Ma Beppe non aveva perso il suo cordone con Lugano, infatti, insieme con Enrico Ameri, inviato di Radio Rai e con Paolo Taveggia, responsabile della missione Fininvest e patrimonio poi smarrito dalla stessa, decise di trascorrere l'ultimo dell'anno (il Mundialito si svolgeva in quelle date a Montevideo) in un ristorante che lo riportava a casa: La Capanna Suiza. Va da sé che la scelta provocasse un certo smarrimento, soprattutto in Ameri che, comunque, accettò l'invito. Albertini era maestro di parole, preferiva dire punto o rete (come Enrico Ameri) e mai gol, sfera e non pallone, le sue cronache di sci o di hockey, per la televisione svizzera del «nostro Pargaetzi», erano di stile e di sereno racconto. Così la finale della coppa d'Inghilterra e altre partite delle coppe europee negate dalla Rai e, invece, proposte puntualmente dalla RSI, visibile in Lombardia e Piemonte. Era, per noi drogati di football estero, l'occasione di emigrare restando nel tinello di casa o trasferendoci a Chiasso, per assistere, in qualche bar, alla diretta. La voce di Beppe ribadiva la sua perizia professionale.

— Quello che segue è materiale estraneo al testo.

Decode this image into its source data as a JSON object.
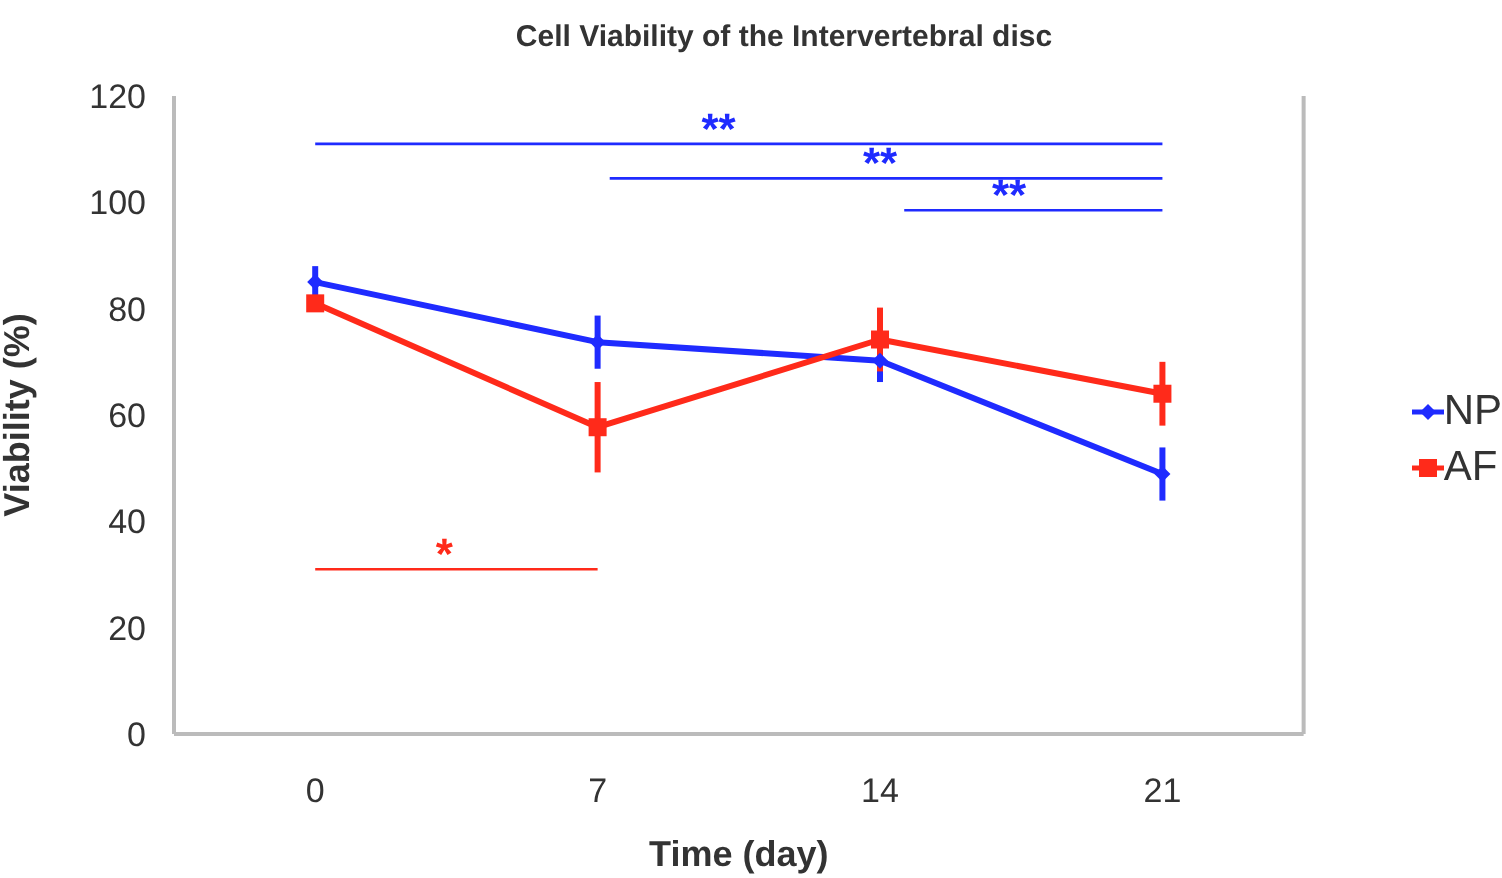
{
  "chart_data": {
    "type": "line",
    "title": "Cell Viability of the Intervertebral disc",
    "xlabel": "Time (day)",
    "ylabel": "Viability (%)",
    "x": [
      0,
      7,
      14,
      21
    ],
    "xlim": [
      -3.5,
      24.5
    ],
    "xticks": [
      0,
      7,
      14,
      21
    ],
    "ylim": [
      0,
      120
    ],
    "yticks": [
      0,
      20,
      40,
      60,
      80,
      100,
      120
    ],
    "series": [
      {
        "name": "NP",
        "color": "#1f2bff",
        "marker": "diamond",
        "values": [
          85,
          73.7,
          70.2,
          48.9
        ],
        "errors": [
          3,
          5,
          4,
          5
        ]
      },
      {
        "name": "AF",
        "color": "#ff2a1a",
        "marker": "square",
        "values": [
          81,
          57.7,
          74.2,
          64
        ],
        "errors": [
          1,
          8.5,
          6,
          6
        ]
      }
    ],
    "annotations": [
      "**",
      "**",
      "**",
      "*"
    ],
    "legend": "right",
    "grid": false,
    "line_style": "solid"
  }
}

Sapeva di football, avendolo giocato. Sul prato dell'Olimpico di Roma, indossando l'impermeabile, il mocassino e l'eleganza di sempre, esibì un cross perfetto, da fermo, per Raimondo Ponte, stupito per il gesto e la precisione balistica, come gli altri calciatori svizzeri che preparavano l'amichevole contro gli azzurri campioni del mondo. Un paio di altri episodi, con la testimonianza di Paolo Taveggia, ribadiscono come la radio, la televisione e il giornalismo di allora, fossero non soltanto una avventura da pionieri ma un territorio di fantasia e di creatività. Beppe, ultrasettantenne, incominciò ad accusare qualche problema alla vista. Fininvest aveva preso in esclusiva i diritti delle tre amichevoli del Brasile nel giugno dell'84. La prima si giocò al Maracanà di Rio contro l'Inghilterra. La postazione radiotv era ad altezza empirea, Beppe non riusciva a decifrare i numeri dei calciatori, lo aiutò l'occhio di falco, non quello tecnologico contemporaneo, ma Paolo Taveggia, il quale, come si usava tra i banchi di scuola durante l'interrogazione di matematica o simili, suggeriva con le dita delle mani il numero di maglia del calciatore in possesso di sfera. Albertini non si scompose mai, la cronaca fu perfetta, i gol di John Barnes e di Mark Hateley umiliarono i brasiliani. L'ultima partita del torneo amichevole, si giocò allo stadio Couto Pereira di Curitiba, impianto mai raggiunto dalla coppia, causa traffico infernale. Beppe colse la palla, anzi la sfera al balzo, si sistemò nella stanza di albergo, accese il televisore, si collegò via telefono e, davanti all'apparecchio, nella stanza dell'hotel, come a bordo della carrozza nel 43, Albertini Giuseppe raccontò la vittoria del Brasile sulla Celeste.

Fu Giuseppe Albertini da Roma, presente davvero in tribuna a Tokyo, l'otto dicembre dell'anno successivo, a celebrare su Canale 5 il gol decisivo su rigore di Michel Platini che consegnò la coppa Intercontinentale alla Juventus, nella finale contro l'Argentinos Juniors. Al mondiale messicano venne colto, di notte, da crampi feroci al ventre. Lo soccorse Enrico Carpani, oggi direttore della Rsi, che raccolse in una borsa il necessario per il ricovero: mutande, canottiere e una camicia da notte, ricamata di blu in cachemire: «No, quella no, non credo si adatti alle circostanze, meglio quella bianca», quasi rantolando disse Pepi.

L'ultima notizia arrivò nel luglio dell'Ottantotto da Lugano: era morto un maestro, un signore. Un amico. Il nostro Giuseppe Beppe Pepi Albertini.